Hervé Marseille écarte en revanche l’idée d’un gouvernement technique. « Le moment n’a jamais été autant politique. Je ne vois pas comment on peut faire de la politique avec des techniciens. D’ailleurs, je ne sais pas ce que c’est, un technicien », lance le sénateur UDI des Hauts-de-Seine.
« Il est toujours temps de saisir cette main tendue du PS » selon Jean-Marie Vanlerenberghe (Modem)
Même son de cloche du côté du Modem, avec le sénateur Jean-Marie Vanlerenberghe, membre du groupe UC. « On est dans une situation de blocage », affirme aussi le sénateur du Pas-de-Calais, qui « pense que le gouvernement Barnier n’a pas suffisamment traité le PS », notamment sur le budget de la Sécu.
« J’ai compris qu’il y avait une tentative de la part de certains élus PS pour essayer de débloquer la situation », continue le sénateur Modem, « donc il est toujours temps de saisir cette main tendue ». Il défend l’idée d’un gouvernement qui serait « un rassemblement d’homme d’Etat responsables, capables de se mettre autour d’une table, et de s’entendre sur les mesures indispensables, préserver le pouvoir d’achat tout en rétablissant les équilibres financiers ».

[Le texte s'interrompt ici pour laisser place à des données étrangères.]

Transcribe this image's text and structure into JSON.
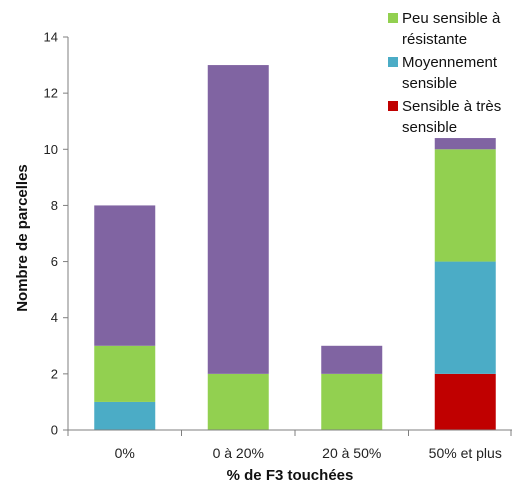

Ce proche de François Bayrou avance même quelques noms de « personnalités responsables » à ses yeux : « Bernard Cazeneuve, Xavier Bertrand, Bruno Retailleau, François Bayrou, Thierry Breton, Jean Castex, Gabriel Attal, Elisabeth Borne, Thierry Breton. Il ne doit pas y avoir d’oukase ». Avec François Bayrou à Matignon ? « Pourquoi pas, bien sûr. Il a des qualités. Mais pourquoi pas Hervé Marseille. Il a des qualités de négociateur et de rassembleur. Avec l’humour en plus », avance Jean-Marie Vanlerenberghe. Des petites blagues en Conseil des ministres, il est vrai que ça pourrait détendre l’atmosphère.